Enfin apaisé, il finit par s'installer à Arles où il fonde de nouveau une famille. Là, il fait latiniser son nom, selon une tradition de l'époque. Michel de Notredame devient Nostradamus. Il s'installe en tant que médecin et « astrophile » et continue à se passionner pour les remèdes à base de plantes. Son « Traité des confitures et des fardements » (1552) est rempli de recettes de confitures végétales qui ont une action thérapeutique.
Sa fin est telle qu'il l'avait prédite dans ses « Centuries » rédigées quelques années plus tôt : mort près de son banc le 2 juillet 1566, à l'âge de 62 ans.
Le vinaigre des « quatre voleurs »
Les remèdes contre la peste étaient variés, de la prière aux amulettes contenant des images du Christ ou des saints, en passant par des anagrammes, des phylactères de toutes les religions, des charmes ou des crapauds séchés cousus dans de petits sacs et pendus autour du cou. Les pierres précieuses (diamant) et les bézoards étaient aussi fort appréciés. A côté de ces préservatifs pour les particuliers existaient aussi les préservatifs collectifs. Le vinaigre était largement utilisé pour la désinfection. La recette du « vinaigre des quatre voleurs » eut un succès considérable. Elle consistait à infuser dans du vinaigre divers aromates et herbes : lavande, absinthe, rue, menthe, romarin, thym, genièvre, cannelle, girofle, muscade, ail, camphre. Chaque apothicaire possédait sa propre recette, dont il conservait le secret.
L'incision et la cautérisation étaient les seuls remèdes contre les bubons.
Le rat, la puce et l'homme
Tirant son étymologie du latin pestis (le fléau), la peste fut, pendant des siècles, le fléau par excellence, celui auquel l'apocalypse avait reconnu « le pouvoir d'exterminer sur le quart de la terre ».
Son histoire se divise en trois pandémies. La première ravagea le pourtour méditerranéen du VIe au VIIIe siècle. La deuxième, apparue vers 1346, envahit l'Europe pour disparaître d'Occident à la fin du XVIIIe. Les dernières épidémies ont été décrites à Marseille (France) en 1720 et à Moscou (Russie) en 1771. La troisième, partie de Chine en 1894, se propagea à tous les continents.
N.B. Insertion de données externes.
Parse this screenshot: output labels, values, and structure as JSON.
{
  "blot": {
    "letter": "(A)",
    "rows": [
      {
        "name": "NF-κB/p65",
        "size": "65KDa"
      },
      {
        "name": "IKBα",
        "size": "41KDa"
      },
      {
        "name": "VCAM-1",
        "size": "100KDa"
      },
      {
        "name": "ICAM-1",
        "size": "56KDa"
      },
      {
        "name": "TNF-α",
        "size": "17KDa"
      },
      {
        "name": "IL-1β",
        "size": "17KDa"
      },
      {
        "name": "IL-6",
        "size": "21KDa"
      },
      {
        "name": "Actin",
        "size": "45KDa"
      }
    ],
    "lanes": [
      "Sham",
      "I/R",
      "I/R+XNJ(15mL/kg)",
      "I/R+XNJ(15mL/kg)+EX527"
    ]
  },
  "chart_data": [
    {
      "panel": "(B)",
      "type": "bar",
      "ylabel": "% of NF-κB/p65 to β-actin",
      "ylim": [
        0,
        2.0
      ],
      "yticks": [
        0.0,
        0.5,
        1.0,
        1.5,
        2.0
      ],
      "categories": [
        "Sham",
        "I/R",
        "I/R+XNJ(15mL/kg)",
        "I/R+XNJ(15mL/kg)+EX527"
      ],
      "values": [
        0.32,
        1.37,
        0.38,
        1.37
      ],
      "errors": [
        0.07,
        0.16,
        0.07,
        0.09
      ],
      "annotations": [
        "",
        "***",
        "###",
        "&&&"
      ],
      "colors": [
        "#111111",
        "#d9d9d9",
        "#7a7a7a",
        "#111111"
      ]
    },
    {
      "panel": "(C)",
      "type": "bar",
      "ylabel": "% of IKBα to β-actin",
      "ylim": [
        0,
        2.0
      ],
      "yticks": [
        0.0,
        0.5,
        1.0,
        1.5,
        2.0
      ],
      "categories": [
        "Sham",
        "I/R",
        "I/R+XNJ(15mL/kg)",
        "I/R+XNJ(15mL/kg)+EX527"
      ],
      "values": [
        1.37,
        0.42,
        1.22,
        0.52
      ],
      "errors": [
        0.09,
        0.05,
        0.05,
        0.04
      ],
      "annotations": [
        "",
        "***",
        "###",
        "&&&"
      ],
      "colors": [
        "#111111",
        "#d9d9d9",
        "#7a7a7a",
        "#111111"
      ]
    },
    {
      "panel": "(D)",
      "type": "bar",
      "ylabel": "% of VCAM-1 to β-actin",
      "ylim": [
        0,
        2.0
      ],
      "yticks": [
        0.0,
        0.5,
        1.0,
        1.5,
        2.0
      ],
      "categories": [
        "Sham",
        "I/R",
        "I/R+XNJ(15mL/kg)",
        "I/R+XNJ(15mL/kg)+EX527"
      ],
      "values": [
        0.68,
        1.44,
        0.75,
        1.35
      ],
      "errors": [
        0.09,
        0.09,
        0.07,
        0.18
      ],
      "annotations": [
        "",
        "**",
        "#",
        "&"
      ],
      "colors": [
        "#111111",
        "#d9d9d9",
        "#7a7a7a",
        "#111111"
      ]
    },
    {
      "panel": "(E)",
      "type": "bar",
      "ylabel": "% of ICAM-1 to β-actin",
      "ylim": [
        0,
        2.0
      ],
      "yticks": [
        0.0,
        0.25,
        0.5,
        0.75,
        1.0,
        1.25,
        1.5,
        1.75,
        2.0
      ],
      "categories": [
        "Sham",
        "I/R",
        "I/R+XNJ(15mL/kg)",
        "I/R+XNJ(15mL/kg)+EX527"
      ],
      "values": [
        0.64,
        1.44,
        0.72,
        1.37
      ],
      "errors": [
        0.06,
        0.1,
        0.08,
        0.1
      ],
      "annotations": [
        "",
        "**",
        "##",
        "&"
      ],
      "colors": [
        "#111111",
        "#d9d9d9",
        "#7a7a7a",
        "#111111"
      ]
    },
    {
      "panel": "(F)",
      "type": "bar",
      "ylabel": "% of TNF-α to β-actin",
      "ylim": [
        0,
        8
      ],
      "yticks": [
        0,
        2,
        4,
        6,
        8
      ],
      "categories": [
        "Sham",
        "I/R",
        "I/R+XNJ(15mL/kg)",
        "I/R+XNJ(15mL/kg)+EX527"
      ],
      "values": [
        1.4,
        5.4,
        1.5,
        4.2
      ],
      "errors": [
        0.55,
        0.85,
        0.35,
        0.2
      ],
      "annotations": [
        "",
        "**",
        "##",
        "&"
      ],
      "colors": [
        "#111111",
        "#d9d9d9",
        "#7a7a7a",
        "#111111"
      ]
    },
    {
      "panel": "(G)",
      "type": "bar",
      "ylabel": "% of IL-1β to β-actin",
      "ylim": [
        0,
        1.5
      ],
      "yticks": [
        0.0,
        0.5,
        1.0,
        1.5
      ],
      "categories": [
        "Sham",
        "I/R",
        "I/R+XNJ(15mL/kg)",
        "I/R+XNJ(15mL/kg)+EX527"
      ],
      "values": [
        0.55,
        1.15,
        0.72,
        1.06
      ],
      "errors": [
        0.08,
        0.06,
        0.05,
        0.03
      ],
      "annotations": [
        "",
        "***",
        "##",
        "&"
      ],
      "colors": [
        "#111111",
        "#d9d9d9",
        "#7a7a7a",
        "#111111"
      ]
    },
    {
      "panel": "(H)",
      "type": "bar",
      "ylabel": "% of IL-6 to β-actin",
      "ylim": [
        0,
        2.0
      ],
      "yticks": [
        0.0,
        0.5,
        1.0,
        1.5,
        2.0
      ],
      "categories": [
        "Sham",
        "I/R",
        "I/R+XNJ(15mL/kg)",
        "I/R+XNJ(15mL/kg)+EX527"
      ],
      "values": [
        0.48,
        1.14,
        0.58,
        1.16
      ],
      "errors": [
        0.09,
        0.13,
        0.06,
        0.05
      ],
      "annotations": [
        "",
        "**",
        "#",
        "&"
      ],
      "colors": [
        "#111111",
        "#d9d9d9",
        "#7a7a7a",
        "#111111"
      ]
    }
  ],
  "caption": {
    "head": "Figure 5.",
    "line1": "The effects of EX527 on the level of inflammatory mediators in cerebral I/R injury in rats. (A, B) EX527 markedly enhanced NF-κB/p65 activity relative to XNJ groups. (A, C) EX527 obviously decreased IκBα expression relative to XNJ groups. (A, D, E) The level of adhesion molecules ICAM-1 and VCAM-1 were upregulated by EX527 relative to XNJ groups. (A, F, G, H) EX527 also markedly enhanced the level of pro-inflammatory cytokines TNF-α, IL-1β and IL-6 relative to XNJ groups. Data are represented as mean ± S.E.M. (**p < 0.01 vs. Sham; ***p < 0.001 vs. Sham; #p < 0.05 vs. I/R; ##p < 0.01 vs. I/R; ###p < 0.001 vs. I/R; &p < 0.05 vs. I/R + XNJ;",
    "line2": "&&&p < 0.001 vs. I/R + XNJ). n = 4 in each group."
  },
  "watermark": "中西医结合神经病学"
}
Nous savons aujourd'hui que les grandes hécatombes des siècles passés eurent une cause des « plus banales » et des « plus dérisoires » : une simple piqûre de puce. On doit la première description du bacille à Alexandre Yersin, qui, le premier, le rechercha dans son laboratoire de Hong Kong, directement au niveau des lésions, les bubons (1894). Mais c'est Paul-Louis Simond qui découvrit le rôle essentiel que joue la puce dans la transmission du bacille, selon le schéma puce-rat-puce-homme.
« Pourquoi la peste ? Le rat, la puce et le bubon », Jacqueline Brossolet et Henri Mollaret, « Découvertes Gallimard ».
Un saut dans le présent
Aujourd'hui, la peste est une maladie réémergente dans plusieurs régions du monde. Une vingtaine de pays sont touchés, parmi lesquels Madagascar, où on recense chaque année de 1 000 à 1 500 cas suspects. Les pays industrialisés ne sont pas épargnés, avec quelques cas signalés aux Etats-Unis, par exemple.
Mais la menace la plus redoutée est celle du bioterrorisme. Heureusement, comme l'indiquait au « Quotidien » (18 octobre 2001) le Dr Elisabeth Carniel (laboratoire des Yersinia, Institut Pasteur), « n'importe qui ne peut pas prendre du bacille de la peste et le manipuler. Il s'agit du bacille le plus dangereux sur terre. L'apprenti sorcier qui le manipulerait en serait la première victime. »
En outre, le séquençage complet de Yersinia pestis, en 2001, doit permettre de mieux surveiller l'évolution des pathogènes. Enfin, l'Institut Pasteur a mis au point des bandelettes pour le diagnostic rapide (une quinzaine de minutes) au lit du malade.